The next morning was a Monday and Darmon was in his office at the university. It was a big room in a tower building, with windows looking out over the rural town of Princeton. Just as Darmon was getting down to work, Peter Sarnak burst into the room. Sarnak was a charismatic and assertive mathematics professor at Princeton. He said, “You know Wiles has got it. He’s going to prove Fermat.”

“What?” said Darmon, shocked. He knew Andrew Wiles, another Princeton mathematics professor and one of Peter’s best friends. Wiles was attending a mathematics conference at the Newton Institute in Cambridge, England. Darmon was stunned. Could it be true? “How is he going to do it?” he asked.

Sarnak said, “He’s going to prove Shimura-Taniyama.”

Darmon was now doubly amazed. Not only would Fermat’s last theorem be solved, but so would the Shimura-Taniyama conjecture. “Do you have the manuscript?” he asked Sarnak, figuring he’d need to see the proof to believe it.

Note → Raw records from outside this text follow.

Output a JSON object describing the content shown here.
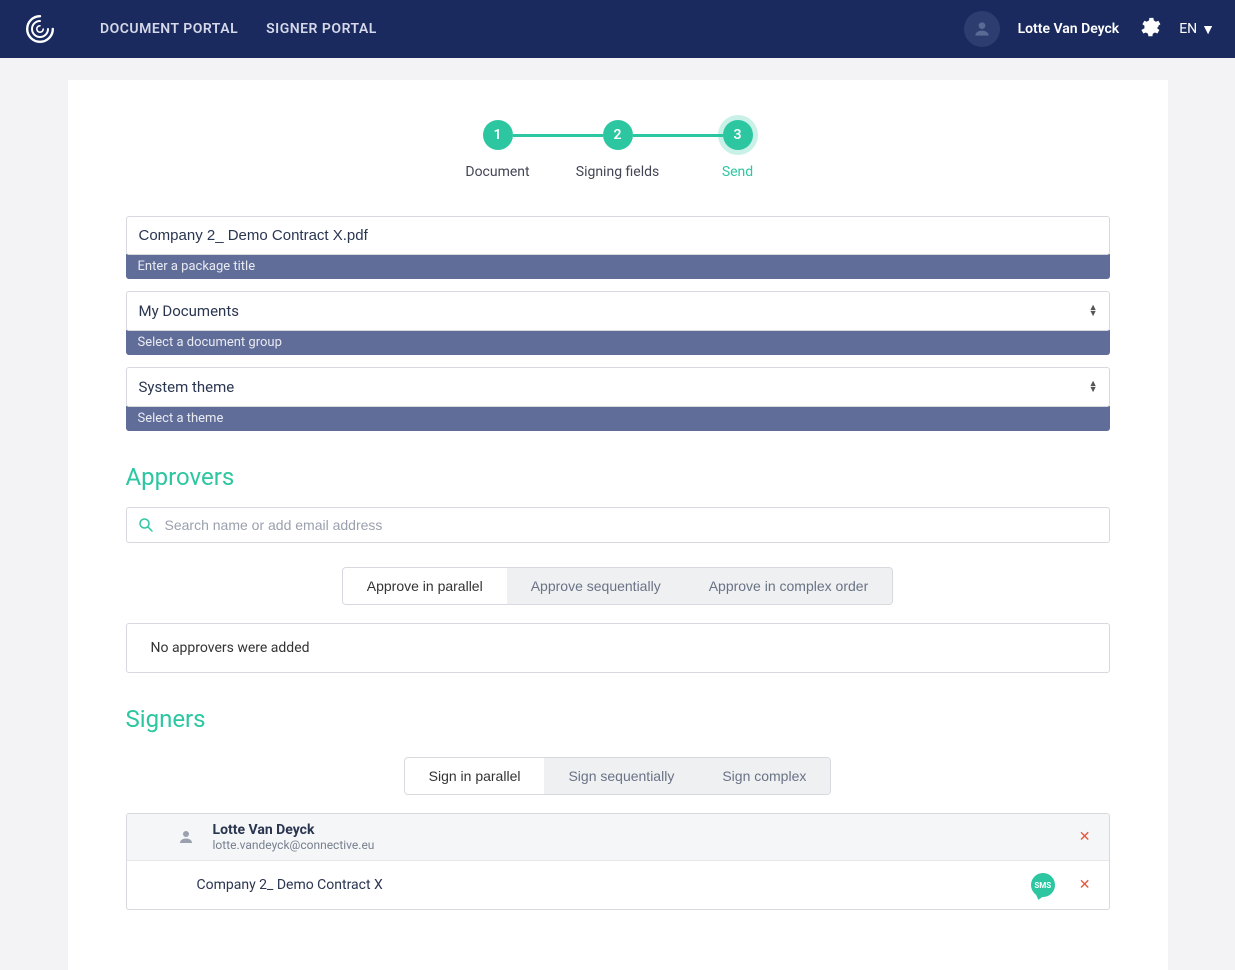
{
  "header": {
    "nav_document_portal": "DOCUMENT PORTAL",
    "nav_signer_portal": "SIGNER PORTAL",
    "user_name": "Lotte Van Deyck",
    "lang": "EN"
  },
  "stepper": {
    "step1_num": "1",
    "step1_label": "Document",
    "step2_num": "2",
    "step2_label": "Signing fields",
    "step3_num": "3",
    "step3_label": "Send"
  },
  "form": {
    "package_title_value": "Company 2_ Demo Contract X.pdf",
    "package_title_hint": "Enter a package title",
    "doc_group_value": "My Documents",
    "doc_group_hint": "Select a document group",
    "theme_value": "System theme",
    "theme_hint": "Select a theme"
  },
  "approvers": {
    "title": "Approvers",
    "search_placeholder": "Search name or add email address",
    "opt_parallel": "Approve in parallel",
    "opt_sequential": "Approve sequentially",
    "opt_complex": "Approve in complex order",
    "empty": "No approvers were added"
  },
  "signers": {
    "title": "Signers",
    "opt_parallel": "Sign in parallel",
    "opt_sequential": "Sign sequentially",
    "opt_complex": "Sign complex",
    "signer_name": "Lotte Van Deyck",
    "signer_email": "lotte.vandeyck@connective.eu",
    "doc_name": "Company 2_ Demo Contract X",
    "sms_label": "SMS"
  }
}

“No, I’m sworn to secrecy. I shouldn’t even be telling you, Henri.” Sarnak spoke with a charming South African accent. He said, “Andrew is giving three lectures to build up to it, and he won’t be showing the Fermat proof until his final lecture on Wednesday, so please keep this to yourself. When Andrew gets back, just ask him for a copy.”

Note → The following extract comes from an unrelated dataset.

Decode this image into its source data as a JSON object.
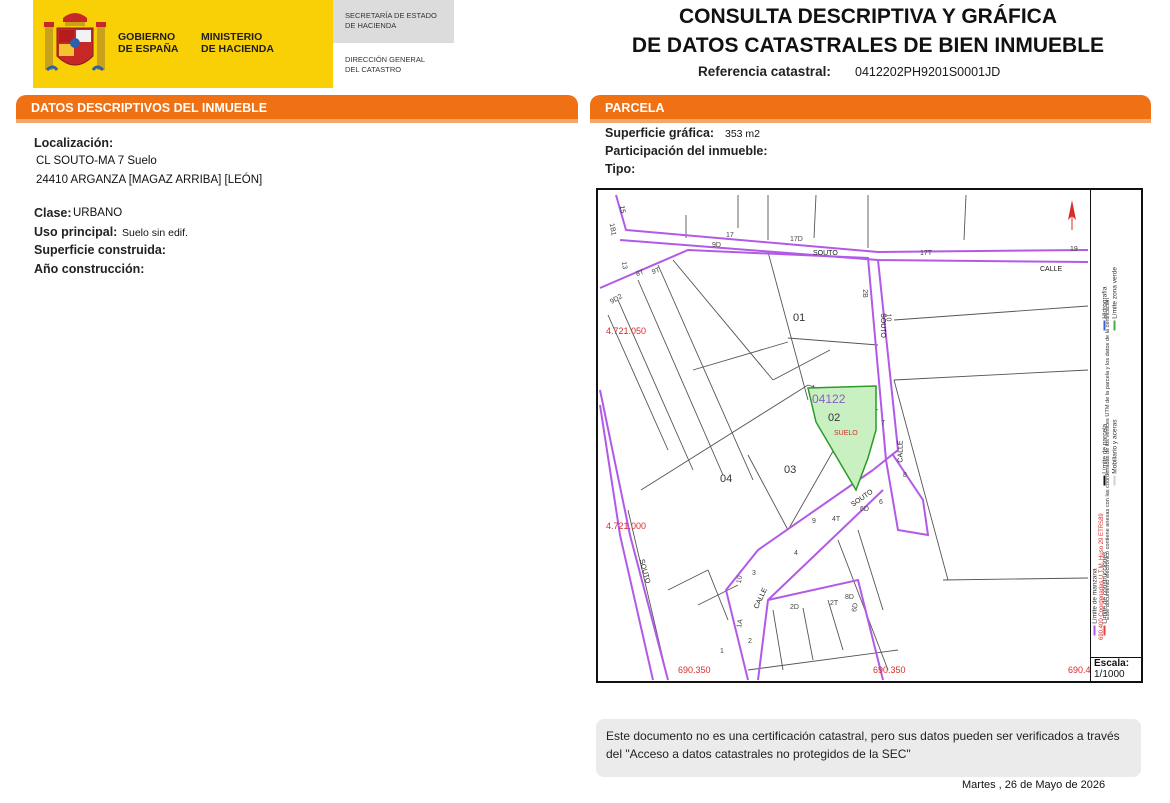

Wiles’ proof turned out to be 200 pages long and was so complicated that only a few mathematicians on Earth could fully appreciate it. “In the end, it was not so much that he did it,” says Darmon, “rather it was how he did it.” By bringing together two apparently unrelated areas of mathematics (modular forms and elliptic curves), Wiles had done something much greater than proving one simple theorem. He had performed a kind of grand unification of mathematical thinking. It was a symbolic victory.

“Wiles changed what I thought was doable and psychologically moved me to go in directions where I wasn’t sure I would get an answer,” says Darmon. In the same way, Wiles has inspired millions of other mathematicians to discover many new mathematical relationships in recent years.

As a young scientist ...

Henri Darmon was born in Paris but at the age of 3 his family moved to Quebec City in Canada. His father had a position at Laval University teaching Business Administration. When Darmon was 11, the family moved to Montreal where his father began teaching at McGill University. As a teenager, Darmon liked to travel and while he was on the road he enjoyed obsessing over hard math problems. He would sometimes work all summer on one problem while he travelled. He still does it. "I sometimes get my best ideas on busses and trains," says Darmon.

The summer he was 17, Darmon took a trip to Morocco. He had recently discovered Calculus, the mathematics for describing continuous change. That summer he set himself the personal challenge to find the anti-derivative of sinx/x as he travelled. It looked simple enough, but he spent all summer on this and never found the answer. The reason: there IS no simple solution.